羽生結弦が320日ぶり登場 コロナ禍「葛藤」も北京へ「僕自身の希望つなぐため」

 「フィギュアスケート・全日本選手権」(25日開幕、ビッグハット)

 フィギュアスケートの全日本選手権が25日に開幕する。男子ショートプログラム(SP)へ向け、ソチ、平昌五輪2連覇の羽生結弦(26)=ANA=が公式練習に参加し、オンラインで取材に応じた。コロナ禍のため、羽生の実戦は2月の四大陸選手権(ソウル)以来320日ぶり。SP、フリーとも新プログラムを用意しており「表彰台の真ん中に立ちたいという気持ちは強くあります」と5季ぶりの奪還へ意欲を示した。

 勝負の銀盤に立つ。羽生は覚悟を決めて長野入りした。周囲に気を配り、常に慎重に行動する羽生のこと。オンラインでの取材には「自分個人の考えとしては、なるべく感染につながる行動はしたくない。どんどん第3波が来ている中で、出ていいものか、かなり葛藤はありました」と正直な思いを口にした。

 実際、この日も日本国内の新規感染者数は過去最多を更新。自身もぜんそくを抱えており、GPシリーズ欠場を決めたのもそのリスクを考慮してのものだった。多くの人が集まる大会に出ることへの迷いはあった。

 それでも「世界選手権へ向けて」出場を決めた。今大会は来年3月の世界選手権(ストックホルム)の選考会を兼ねる。世界選手権は22年北京五輪の出場枠が懸かった大会だ。「僕自身の希望をつなぐために出させていただいた」。多くの人の心がコロナ禍に沈み、迷いを抱える昨今。世界へ希望を届け、自身も未来への希望を見いだす大会とする。

 320日ぶりの勝負のリンクで、届けるのは新プログラム。この日お披露目したフリー「天と地と」は大河ドラマのテーマで、和のテイストとなっている。「題材となるストーリー、伝えたいストーリーはあるけど、そういうのに縛られず、見ていただいた方の感触、その方々の中にある背景に訴えかけられるものがあれば」と思いを込めた。

 SPは英国のスター歌手ロビー・ウィリアムスのアップテンポなナンバー「Let Me Entertain You」。16-17年シーズンのSP「レッツ・ゴー・クレイジー」をほうふつとさせる、キレ味鋭い振り付けが盛り込まれており「わき上がるような感情があればうれしい」と呼びかけた。

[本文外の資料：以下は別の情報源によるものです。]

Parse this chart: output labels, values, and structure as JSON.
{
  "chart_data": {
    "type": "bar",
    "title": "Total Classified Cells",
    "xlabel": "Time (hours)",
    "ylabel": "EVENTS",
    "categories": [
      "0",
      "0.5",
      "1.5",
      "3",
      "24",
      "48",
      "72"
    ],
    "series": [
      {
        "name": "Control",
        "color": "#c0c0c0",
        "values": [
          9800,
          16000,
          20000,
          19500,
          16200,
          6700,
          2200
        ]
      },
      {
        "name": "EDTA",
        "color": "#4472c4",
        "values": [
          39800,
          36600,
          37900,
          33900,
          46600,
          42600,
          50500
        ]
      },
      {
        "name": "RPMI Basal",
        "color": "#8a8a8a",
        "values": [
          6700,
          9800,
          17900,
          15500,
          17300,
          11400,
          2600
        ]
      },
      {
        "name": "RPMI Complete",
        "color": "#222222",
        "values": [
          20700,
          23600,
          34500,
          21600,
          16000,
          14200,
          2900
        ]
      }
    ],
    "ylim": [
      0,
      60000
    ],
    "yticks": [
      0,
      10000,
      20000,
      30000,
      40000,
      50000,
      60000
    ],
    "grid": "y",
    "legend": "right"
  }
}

 「もちろん表彰台の真ん中に立ちたいという気持ちは強くあります」と羽生。コーチ不在で、1人で練習を重ねてきたが、だからこそ「自分を研究するいい機会になった」という。「自分の中では、ベターじゃなくてベストな練習ができたと思っている。いいコンディションを保ちながら全力で頑張ります」。クリスマスに迎える今季初戦。羽生のその舞で、世界に希望の光をともす。